Suffolk Downs is also sticking to revenue projections of $1 billion/year, of which Boston mayoral candidate Bill Walczak scoffingly said, “This casino will have to clear more revenue than any casino in the Western Hemisphere.” Be that as it may, voters will almost certainly have to vote on Suffolk Downs without knowing who will be running its casino. Whomever it turns out to be will be bound to terms already agreed to by Caesars, whether they like it or not. Opponents, meanwhile, are taking a premature victory lap. Hell, they can’t even spell “Caesar’s [sic!]” correctly.
Kislin, meanwhile, is causing trouble as far away as obscure Cripple Creek, Colorado. There, he was trying to obtain a license to invest in Big Jim’s Gambling Hall & Saloon. Not so fast, say regulators. Strangely, casino manager James Druck says he had never spoken with nor met Kislin, even though the latter had lent money to the casino. (It’s amazing how many people get in bed with this guy without so much as a ‘hello.’)
“The German court documents referenced in some media reports never mention Arik Kislin and never linked him to any criminal activity, and other reports are decades old, stemming from a time when Arik Kislin was in his early 20s and did business with individuals in the former Soviet Union,” said his spokesman.
Caesars Entertainment’s 3Q13 conference call with analysts brought some predictable huffing and puffing from CEO Gary Loveman. Never
mind that Suffolk Downs pushed Caesars under the bus or that Loveman dropped Gansevoort Hotel Group like a bad habit after things went sideways in Massachusetts. Loveman focused all his wrath on Bay State regulators, complaining that he never had a chance to make things right with them. (Not that Suffolk owner Richard Fields gave him much choice in the matter.) In spite of the sky-high revenue projections made by Caesars for the casino, Loveman said, “We have turned our focus back to our ongoing development and repositioning efforts, which are greater catalysts for enhancing the company’s performance.” [emphasis added] Yeah, Baltimore‘s gonna turn it all around.
As Caesars totters from crisis to problem, the Internal Revenue Service made public its citation of the company, include Bank Secrecy Act violations.

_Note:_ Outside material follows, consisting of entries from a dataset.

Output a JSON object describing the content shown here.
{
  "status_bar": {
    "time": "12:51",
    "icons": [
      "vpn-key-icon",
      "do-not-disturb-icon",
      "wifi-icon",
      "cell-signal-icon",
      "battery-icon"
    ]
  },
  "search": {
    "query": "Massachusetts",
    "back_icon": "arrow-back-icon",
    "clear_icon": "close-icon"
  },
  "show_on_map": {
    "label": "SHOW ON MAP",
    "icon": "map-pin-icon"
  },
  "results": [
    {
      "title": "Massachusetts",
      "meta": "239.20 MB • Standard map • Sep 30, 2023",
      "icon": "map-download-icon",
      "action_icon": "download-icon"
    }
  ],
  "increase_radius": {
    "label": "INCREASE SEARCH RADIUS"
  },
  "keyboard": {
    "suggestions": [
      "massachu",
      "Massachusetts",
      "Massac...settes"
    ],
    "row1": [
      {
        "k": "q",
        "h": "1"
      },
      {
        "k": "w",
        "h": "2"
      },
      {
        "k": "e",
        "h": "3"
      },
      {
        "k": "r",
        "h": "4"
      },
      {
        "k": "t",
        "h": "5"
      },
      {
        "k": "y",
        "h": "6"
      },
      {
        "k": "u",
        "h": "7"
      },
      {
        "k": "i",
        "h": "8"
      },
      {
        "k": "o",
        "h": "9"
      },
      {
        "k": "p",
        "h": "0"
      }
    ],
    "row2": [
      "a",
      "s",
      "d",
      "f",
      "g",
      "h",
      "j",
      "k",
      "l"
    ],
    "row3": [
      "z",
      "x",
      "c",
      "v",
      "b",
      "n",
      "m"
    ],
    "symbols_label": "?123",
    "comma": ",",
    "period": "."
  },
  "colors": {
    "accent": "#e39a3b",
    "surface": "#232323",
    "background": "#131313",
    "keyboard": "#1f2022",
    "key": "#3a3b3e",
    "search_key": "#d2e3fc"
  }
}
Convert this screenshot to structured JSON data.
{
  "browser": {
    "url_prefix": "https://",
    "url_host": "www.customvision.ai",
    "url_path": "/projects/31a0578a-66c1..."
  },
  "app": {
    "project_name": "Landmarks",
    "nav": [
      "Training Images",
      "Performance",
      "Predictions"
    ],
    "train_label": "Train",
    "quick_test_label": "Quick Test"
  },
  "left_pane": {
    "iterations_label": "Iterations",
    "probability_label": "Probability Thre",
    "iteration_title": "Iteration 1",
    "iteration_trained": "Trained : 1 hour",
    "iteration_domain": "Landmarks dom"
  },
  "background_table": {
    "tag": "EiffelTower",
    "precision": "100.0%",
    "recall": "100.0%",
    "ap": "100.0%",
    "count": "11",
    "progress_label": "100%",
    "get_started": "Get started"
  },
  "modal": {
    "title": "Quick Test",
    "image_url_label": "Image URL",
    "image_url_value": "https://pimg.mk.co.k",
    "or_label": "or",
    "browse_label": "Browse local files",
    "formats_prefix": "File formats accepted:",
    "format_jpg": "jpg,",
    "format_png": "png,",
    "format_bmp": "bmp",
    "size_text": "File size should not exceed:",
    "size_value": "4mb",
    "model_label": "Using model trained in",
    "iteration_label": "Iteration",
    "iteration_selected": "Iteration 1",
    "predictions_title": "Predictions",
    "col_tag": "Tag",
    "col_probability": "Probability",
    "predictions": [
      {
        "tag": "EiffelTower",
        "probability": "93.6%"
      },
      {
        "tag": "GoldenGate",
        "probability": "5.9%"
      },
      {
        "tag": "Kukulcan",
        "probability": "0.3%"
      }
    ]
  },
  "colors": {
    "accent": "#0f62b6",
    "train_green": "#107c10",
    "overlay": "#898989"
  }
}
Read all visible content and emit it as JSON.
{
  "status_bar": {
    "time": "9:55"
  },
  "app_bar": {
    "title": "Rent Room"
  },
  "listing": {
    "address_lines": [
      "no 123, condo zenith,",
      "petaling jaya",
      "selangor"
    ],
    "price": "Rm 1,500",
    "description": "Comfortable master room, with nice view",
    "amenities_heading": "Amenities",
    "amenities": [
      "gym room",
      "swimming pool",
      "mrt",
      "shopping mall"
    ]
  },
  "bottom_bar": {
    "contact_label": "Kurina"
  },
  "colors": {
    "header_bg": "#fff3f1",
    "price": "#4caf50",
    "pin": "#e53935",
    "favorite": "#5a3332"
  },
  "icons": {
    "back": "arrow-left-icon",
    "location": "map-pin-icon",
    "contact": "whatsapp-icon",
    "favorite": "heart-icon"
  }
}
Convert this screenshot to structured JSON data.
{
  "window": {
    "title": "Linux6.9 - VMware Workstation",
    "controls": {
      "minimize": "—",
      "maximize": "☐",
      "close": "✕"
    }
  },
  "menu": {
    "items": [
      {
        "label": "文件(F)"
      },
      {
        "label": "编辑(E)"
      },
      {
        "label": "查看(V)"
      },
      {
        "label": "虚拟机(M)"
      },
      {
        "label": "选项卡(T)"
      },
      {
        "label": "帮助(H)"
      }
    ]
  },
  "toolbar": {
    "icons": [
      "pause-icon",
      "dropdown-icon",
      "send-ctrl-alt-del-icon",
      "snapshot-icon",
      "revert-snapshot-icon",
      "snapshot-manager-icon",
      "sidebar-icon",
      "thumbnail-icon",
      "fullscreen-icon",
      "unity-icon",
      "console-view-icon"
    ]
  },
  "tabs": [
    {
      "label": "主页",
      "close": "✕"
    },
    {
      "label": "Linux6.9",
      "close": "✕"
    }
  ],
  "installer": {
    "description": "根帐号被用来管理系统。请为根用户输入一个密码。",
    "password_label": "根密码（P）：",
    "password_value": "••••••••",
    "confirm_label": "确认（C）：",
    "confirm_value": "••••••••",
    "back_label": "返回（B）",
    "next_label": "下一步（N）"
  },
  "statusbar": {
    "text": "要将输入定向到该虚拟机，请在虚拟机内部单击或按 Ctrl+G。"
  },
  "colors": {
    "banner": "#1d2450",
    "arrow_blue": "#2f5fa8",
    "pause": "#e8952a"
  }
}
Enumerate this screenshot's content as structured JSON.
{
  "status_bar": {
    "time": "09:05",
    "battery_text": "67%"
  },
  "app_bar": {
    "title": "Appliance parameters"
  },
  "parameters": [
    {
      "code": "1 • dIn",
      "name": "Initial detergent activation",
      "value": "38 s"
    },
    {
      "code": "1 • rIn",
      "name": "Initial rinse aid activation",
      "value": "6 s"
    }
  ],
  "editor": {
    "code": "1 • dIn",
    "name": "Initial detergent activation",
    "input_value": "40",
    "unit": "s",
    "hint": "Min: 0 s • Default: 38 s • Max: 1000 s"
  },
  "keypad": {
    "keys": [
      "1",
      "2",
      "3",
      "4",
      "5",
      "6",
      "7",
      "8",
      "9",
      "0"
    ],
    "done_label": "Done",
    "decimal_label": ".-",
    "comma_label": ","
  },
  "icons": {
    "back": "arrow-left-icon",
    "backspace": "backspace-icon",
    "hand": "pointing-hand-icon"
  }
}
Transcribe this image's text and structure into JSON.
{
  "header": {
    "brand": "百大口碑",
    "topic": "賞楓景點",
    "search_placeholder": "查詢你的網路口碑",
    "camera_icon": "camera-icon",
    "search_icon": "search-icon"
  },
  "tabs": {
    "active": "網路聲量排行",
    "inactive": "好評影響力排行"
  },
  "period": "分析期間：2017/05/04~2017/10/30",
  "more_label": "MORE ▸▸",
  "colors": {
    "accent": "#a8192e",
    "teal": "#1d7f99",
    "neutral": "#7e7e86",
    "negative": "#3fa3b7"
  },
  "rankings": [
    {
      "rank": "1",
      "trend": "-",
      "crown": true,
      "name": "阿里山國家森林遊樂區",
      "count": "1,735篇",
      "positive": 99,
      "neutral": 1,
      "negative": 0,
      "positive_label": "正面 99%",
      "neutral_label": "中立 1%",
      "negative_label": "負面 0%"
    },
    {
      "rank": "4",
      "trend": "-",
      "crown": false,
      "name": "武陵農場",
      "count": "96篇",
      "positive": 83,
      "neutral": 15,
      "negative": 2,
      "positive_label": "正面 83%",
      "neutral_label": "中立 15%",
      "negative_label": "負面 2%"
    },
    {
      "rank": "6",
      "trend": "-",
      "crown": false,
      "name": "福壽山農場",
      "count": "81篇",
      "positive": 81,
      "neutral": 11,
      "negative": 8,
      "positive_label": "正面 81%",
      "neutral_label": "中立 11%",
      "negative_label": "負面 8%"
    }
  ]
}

FinCen executive Jennifer Shaskey Calvery painted the citation as part of a wider war being fought by casinos’ compliance divisions, telling Bloomberg News “that executives in charge of regulatory compliance are being overruled by officials in other departments.” Even without the IRS probe, Caesars is a mess and it’s long past time for Loveman to resign in favor of someone who can put its house in order.

Loveman must be funded by the Obama administration to still have his job.